ORCID-DOI index#
The orcid_process.py script extracts DOI-author associations from ORCID XML summary files. The output is a CSV index that maps each DOI to the authors who claimed it in their ORCID profile.
Usage#
uv run python -m oc_meta.run.orcid_process \
-out <output_path> \
-s <summaries_path> \
[-t <threshold>]
Parameters#
Parameter |
Description |
|---|---|
|
Output directory for CSV files |
|
Directory containing ORCID XML summaries (scanned recursively) |
|
Number of files to process before saving a CSV chunk (default: 10000) |
Input#
The script expects ORCID public data summaries in XML format.
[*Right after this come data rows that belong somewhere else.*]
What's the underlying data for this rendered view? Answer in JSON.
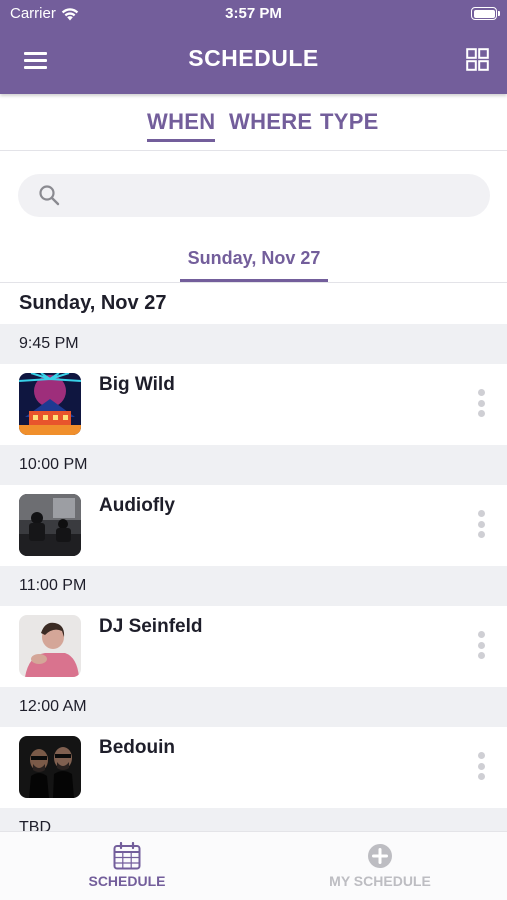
{
  "status_bar": {
    "carrier": "Carrier",
    "time": "3:57 PM"
  },
  "nav": {
    "title": "SCHEDULE"
  },
  "filter_tabs": [
    {
      "label": "WHEN",
      "active": true
    },
    {
      "label": "WHERE",
      "active": false
    },
    {
      "label": "TYPE",
      "active": false
    }
  ],
  "search": {
    "placeholder": ""
  },
  "date_tab": {
    "label": "Sunday, Nov 27"
  },
  "day_heading": "Sunday, Nov 27",
  "slots": [
    {
      "time": "9:45 PM",
      "artist": "Big Wild",
      "thumb_icon": "big-wild-artwork"
    },
    {
      "time": "10:00 PM",
      "artist": "Audiofly",
      "thumb_icon": "audiofly-photo"
    },
    {
      "time": "11:00 PM",
      "artist": "DJ Seinfeld",
      "thumb_icon": "dj-seinfeld-photo"
    },
    {
      "time": "12:00 AM",
      "artist": "Bedouin",
      "thumb_icon": "bedouin-photo"
    },
    {
      "time": "TBD"
    }
  ],
  "tab_bar": {
    "schedule_label": "SCHEDULE",
    "my_schedule_label": "MY SCHEDULE"
  },
  "colors": {
    "brand": "#735e9b",
    "time_header_bg": "#eff0f3",
    "inactive_tab": "#bdbdc2"
  }
}
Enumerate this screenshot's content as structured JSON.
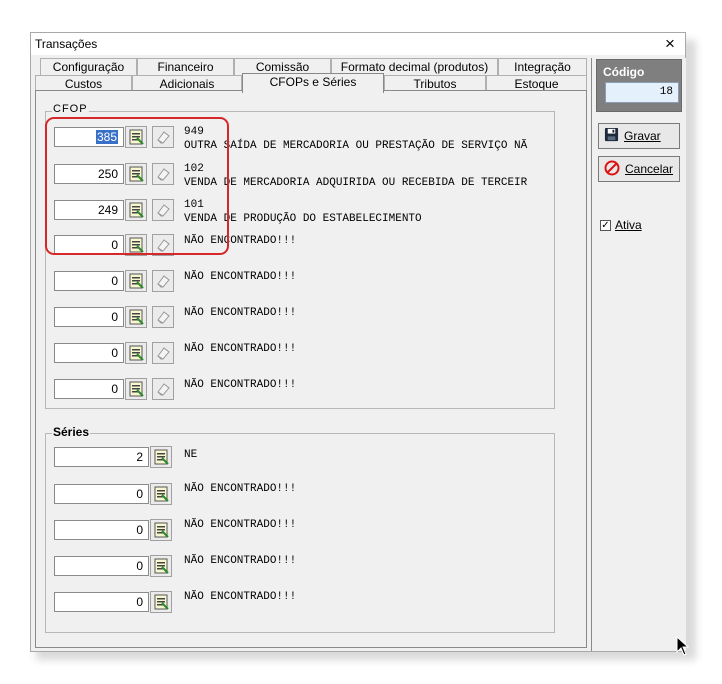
{
  "window": {
    "title": "Transações",
    "close_glyph": "×"
  },
  "tabs_row1": [
    "Configuração",
    "Financeiro",
    "Comissão",
    "Formato decimal (produtos)",
    "Integração"
  ],
  "tabs_row2": [
    "Custos",
    "Adicionais",
    "CFOPs e Séries",
    "Tributos",
    "Estoque"
  ],
  "active_tab": "CFOPs e Séries",
  "cfop_group": {
    "label": "CFOP",
    "rows": [
      {
        "value": "385",
        "selected": true,
        "line1": "949",
        "line2": "OUTRA SAÍDA DE MERCADORIA OU PRESTAÇÃO DE SERVIÇO NÃ"
      },
      {
        "value": "250",
        "line1": "102",
        "line2": "VENDA DE MERCADORIA ADQUIRIDA OU RECEBIDA DE TERCEIR"
      },
      {
        "value": "249",
        "line1": "101",
        "line2": "VENDA DE PRODUÇÃO DO ESTABELECIMENTO"
      },
      {
        "value": "0",
        "line1": "NÃO ENCONTRADO!!!",
        "line2": ""
      },
      {
        "value": "0",
        "line1": "NÃO ENCONTRADO!!!",
        "line2": ""
      },
      {
        "value": "0",
        "line1": "NÃO ENCONTRADO!!!",
        "line2": ""
      },
      {
        "value": "0",
        "line1": "NÃO ENCONTRADO!!!",
        "line2": ""
      },
      {
        "value": "0",
        "line1": "NÃO ENCONTRADO!!!",
        "line2": ""
      }
    ]
  },
  "series_group": {
    "label": "Séries",
    "rows": [
      {
        "value": "2",
        "text": "NE"
      },
      {
        "value": "0",
        "text": "NÃO ENCONTRADO!!!"
      },
      {
        "value": "0",
        "text": "NÃO ENCONTRADO!!!"
      },
      {
        "value": "0",
        "text": "NÃO ENCONTRADO!!!"
      },
      {
        "value": "0",
        "text": "NÃO ENCONTRADO!!!"
      }
    ]
  },
  "side": {
    "codigo_label": "Código",
    "codigo_value": "18",
    "gravar_label": "Gravar",
    "cancelar_label": "Cancelar",
    "ativa_label": "Ativa",
    "ativa_checked": true
  },
  "colors": {
    "highlight": "#d62828",
    "selection": "#3870c8",
    "codigo_bg": "#7f7f7f"
  }
}
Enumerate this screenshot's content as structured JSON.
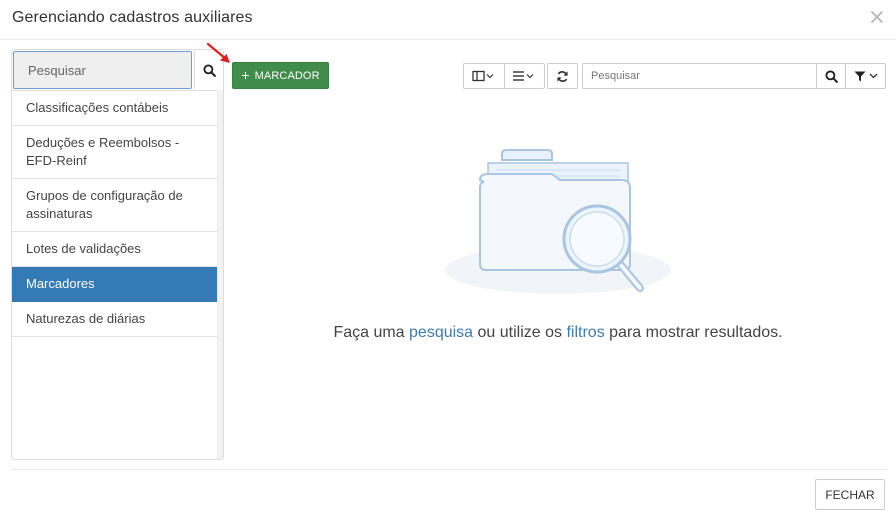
{
  "dialog": {
    "title": "Gerenciando cadastros auxiliares",
    "close_icon": "close-icon"
  },
  "sidebar": {
    "search": {
      "placeholder": "Pesquisar",
      "value": ""
    },
    "items": [
      {
        "label": "Classificações contábeis",
        "active": false
      },
      {
        "label": "Deduções e Reembolsos - EFD-Reinf",
        "active": false
      },
      {
        "label": "Grupos de configuração de assinaturas",
        "active": false
      },
      {
        "label": "Lotes de validações",
        "active": false
      },
      {
        "label": "Marcadores",
        "active": true
      },
      {
        "label": "Naturezas de diárias",
        "active": false
      }
    ]
  },
  "toolbar": {
    "add_label": "MARCADOR",
    "add_icon": "plus-icon",
    "search": {
      "placeholder": "Pesquisar",
      "value": ""
    },
    "icons": [
      "columns-icon",
      "list-icon",
      "refresh-icon",
      "search-icon",
      "filter-icon"
    ]
  },
  "empty_state": {
    "prefix": "Faça uma ",
    "link_search": "pesquisa",
    "middle": " ou utilize os ",
    "link_filters": "filtros",
    "suffix": " para mostrar resultados."
  },
  "footer": {
    "close_label": "FECHAR"
  },
  "colors": {
    "accent": "#337ab7",
    "add_button": "#3f8c4b",
    "link": "#3e7cb5",
    "annotation_arrow": "#e02020"
  }
}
These can be downloaded from the ORCID public data file.
The downloaded archive must be extracted before processing:
tar -xzf ORCID_2024_10_summaries.tar.gz -C /path/to/destination/
Each XML file contains an ORCID profile with external identifiers. The script extracts DOIs marked with relationship type “self” (i.e., works authored by the profile owner).
Output#
CSV files with two columns:
Column |
Content |
|---|---|
|
DOI |
|
Author name and ORCID in format |
Multiple authors can be associated with the same DOI if they all claimed it in their profiles.
Example#
uv run python -m oc_meta.run.orcid_process \
-out ./orcid_index \
-s ./ORCID_2023_10_summaries \
-t 50000
This processes all XML files in ORCID_2023_10_summaries and saves a CSV chunk every 50000 files.
Resume support#
The script tracks processed ORCID IDs. If interrupted, it skips already processed files on the next run.